Disclaimer: this isn’t really connected to teaching at all, but does have to do (as I supposed the last post did as well) about popular conceptions of history and the way it plays into contemporary political discourse. In this case, the issue isn’t about the Tea Party’s notion of the Founding Fathers, but is instead about a very local battle over the presence of bike lanes in Arlington, TX — the city directly to the east of where I live.
For something that seemed so commonplace on the streets of Salt Lake City, where I grew up, bike lanes evoked deep passions on both side of the issue amongst Arlington’s citizens, spawning the anti-bike lane group, Save Our Streets, and the pro-bike lane group, Bike Friendly Arlington.

Bike Lanes on 200 S in Salt Lake City -- image courtesy of http://www.ci.slc.ut.us/transportation/bicycletraffic/. In this case, the mid-nineteenth century city planning wisdom of Brigham Young has paid off for Salt Lake, as Young's desire to have streets wide enough for a team of four oxen and a wagon to make a U-turn, has created plenty of real estate for bike lanes, traffic lanes, and on-street parking.
Additionally, bike lanes have also gained meme superstardom status in recent weeks thanks to this YouTube video:
Now, I’m firmly in the pro-bike lane camp. Bikes, and the additional construction of lanes and parking to accommodate them, have been a huge part of revitalizing and popularizing Magnolia Avenue in Fort Worth, which is the northern end of my Fairmount neighborhood. (For details on these developments, and all other things urban-related in Fort Worth, check out Kevin Buchanan’s excellent FortWorthology blog).

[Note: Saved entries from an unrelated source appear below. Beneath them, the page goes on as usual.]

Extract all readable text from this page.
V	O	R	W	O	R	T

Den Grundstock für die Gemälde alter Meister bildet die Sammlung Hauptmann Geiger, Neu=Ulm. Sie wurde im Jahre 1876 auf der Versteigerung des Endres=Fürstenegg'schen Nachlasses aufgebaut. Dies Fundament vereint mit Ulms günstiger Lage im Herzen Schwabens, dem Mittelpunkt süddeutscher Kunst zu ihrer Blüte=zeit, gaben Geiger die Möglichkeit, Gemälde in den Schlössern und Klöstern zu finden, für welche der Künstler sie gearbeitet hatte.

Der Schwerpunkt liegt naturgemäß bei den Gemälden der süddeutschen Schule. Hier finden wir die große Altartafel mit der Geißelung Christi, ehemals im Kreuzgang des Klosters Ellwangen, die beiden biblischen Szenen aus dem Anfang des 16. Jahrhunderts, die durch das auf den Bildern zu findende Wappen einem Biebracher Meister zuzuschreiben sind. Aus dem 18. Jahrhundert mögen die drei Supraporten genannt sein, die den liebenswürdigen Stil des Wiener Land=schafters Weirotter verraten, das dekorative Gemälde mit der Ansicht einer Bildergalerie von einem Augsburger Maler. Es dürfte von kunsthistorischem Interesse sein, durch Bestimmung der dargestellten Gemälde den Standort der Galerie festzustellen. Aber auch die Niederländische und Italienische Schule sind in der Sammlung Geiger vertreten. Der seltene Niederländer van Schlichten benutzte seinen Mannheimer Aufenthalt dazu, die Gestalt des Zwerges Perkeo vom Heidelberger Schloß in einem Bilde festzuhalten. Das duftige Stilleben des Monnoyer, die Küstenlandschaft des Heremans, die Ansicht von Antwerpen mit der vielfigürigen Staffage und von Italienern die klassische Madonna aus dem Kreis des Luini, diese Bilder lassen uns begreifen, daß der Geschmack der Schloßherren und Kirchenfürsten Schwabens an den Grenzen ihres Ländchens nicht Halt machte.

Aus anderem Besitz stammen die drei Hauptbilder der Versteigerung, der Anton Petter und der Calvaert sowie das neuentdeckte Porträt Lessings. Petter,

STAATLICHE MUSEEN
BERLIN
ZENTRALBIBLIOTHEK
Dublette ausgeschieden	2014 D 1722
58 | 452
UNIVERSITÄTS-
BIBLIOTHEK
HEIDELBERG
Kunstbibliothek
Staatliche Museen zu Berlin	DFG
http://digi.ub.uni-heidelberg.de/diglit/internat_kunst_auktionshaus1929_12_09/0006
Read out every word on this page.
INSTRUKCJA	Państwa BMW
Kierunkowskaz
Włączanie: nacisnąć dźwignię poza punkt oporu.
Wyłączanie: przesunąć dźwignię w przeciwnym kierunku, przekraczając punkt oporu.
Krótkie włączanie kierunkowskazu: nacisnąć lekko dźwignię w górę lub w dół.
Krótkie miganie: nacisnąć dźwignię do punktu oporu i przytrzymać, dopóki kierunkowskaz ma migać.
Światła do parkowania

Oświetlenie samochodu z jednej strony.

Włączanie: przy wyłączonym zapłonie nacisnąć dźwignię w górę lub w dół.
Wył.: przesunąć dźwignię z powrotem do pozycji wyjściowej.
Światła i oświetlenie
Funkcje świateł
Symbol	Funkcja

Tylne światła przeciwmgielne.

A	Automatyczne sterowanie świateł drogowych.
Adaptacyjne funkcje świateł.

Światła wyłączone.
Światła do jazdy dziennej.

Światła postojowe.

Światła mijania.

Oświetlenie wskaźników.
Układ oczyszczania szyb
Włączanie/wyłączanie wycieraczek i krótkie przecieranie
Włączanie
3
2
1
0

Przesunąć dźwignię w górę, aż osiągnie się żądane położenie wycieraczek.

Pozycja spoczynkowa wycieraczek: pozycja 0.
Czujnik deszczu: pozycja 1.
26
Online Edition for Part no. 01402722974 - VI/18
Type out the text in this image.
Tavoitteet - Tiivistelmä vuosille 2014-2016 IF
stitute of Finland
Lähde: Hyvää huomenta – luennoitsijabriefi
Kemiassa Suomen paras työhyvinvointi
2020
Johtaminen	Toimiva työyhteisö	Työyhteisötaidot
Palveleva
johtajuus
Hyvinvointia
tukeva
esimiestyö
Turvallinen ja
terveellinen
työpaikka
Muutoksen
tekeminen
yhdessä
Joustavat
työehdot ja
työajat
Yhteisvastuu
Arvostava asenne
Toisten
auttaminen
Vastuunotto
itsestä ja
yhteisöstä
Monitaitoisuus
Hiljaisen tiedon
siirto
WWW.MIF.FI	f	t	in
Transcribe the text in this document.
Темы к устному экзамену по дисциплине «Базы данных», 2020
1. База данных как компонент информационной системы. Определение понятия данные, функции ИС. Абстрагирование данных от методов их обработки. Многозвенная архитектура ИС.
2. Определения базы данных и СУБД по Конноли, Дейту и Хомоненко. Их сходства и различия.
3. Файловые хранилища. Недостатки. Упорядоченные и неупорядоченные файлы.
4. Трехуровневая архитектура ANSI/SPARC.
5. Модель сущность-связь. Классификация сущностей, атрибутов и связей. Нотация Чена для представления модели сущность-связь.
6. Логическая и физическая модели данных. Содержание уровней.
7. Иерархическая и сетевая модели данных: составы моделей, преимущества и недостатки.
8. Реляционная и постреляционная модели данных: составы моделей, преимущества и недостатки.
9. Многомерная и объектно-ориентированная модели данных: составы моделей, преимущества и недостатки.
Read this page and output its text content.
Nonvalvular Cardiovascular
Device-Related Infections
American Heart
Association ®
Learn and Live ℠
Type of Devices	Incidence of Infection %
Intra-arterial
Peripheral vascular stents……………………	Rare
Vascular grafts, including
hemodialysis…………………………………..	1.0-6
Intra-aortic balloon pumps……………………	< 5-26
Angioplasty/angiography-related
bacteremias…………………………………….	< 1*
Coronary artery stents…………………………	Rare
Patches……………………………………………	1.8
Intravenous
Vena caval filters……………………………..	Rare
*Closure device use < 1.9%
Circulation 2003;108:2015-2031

Bike lanes have been a boon for the businesses on Magnolia and they’ve also fostered some really wonderful bike-centric communities that have been incredibly friendly and welcoming. In short, I think they’re a great thing and I find the opposition to them pretty perplexing and rooted in an unappealing notion of what makes a “good” community.
So, last night was the big Arlington City Council meeting where the vote took place to decide on whether to approve a $55 million bike and hike master plan that would expand and improve the bicycling amenities in Arlington. By a tight 5-4 vote, the plan passed, and while I didn’t make the meeting, many of by bike-community friends did and played an important role in advocating on behalf of this infrastructural element that makes cities more livable, friendly, recreation-oriented, and open to forms of commuting and transportation other than the automobile.
In reading the article about the meeting and the vote, I found myself bemused by Arlington Councilman Mel LeBlanc’s attack on bike lanes:
“The city of the future is not the city that puts bike paths in,” LeBlanc said. “It’s the city … that has a very low tax rate and a very low debt ratio. The city of the future is the city you can move to and not be robbed by taxes.”
The Futurist’s joy in the simultaneity of experience summarized the change which, as our own century opened, was pressing in upon all sides and was symbolized by the revolution of communications: railways, the automobile and even the bicycle – the culture of space and time was being transformed.
Additionally, very recent scholarship by Bernard Vere has honed in exclusively on Futurist representations of the bicycle.
So, perhaps LeBlanc needs to get into the 21st century (and learn something about the past hundred years) and recognize that even century-old notions of the future have always included the bicycle.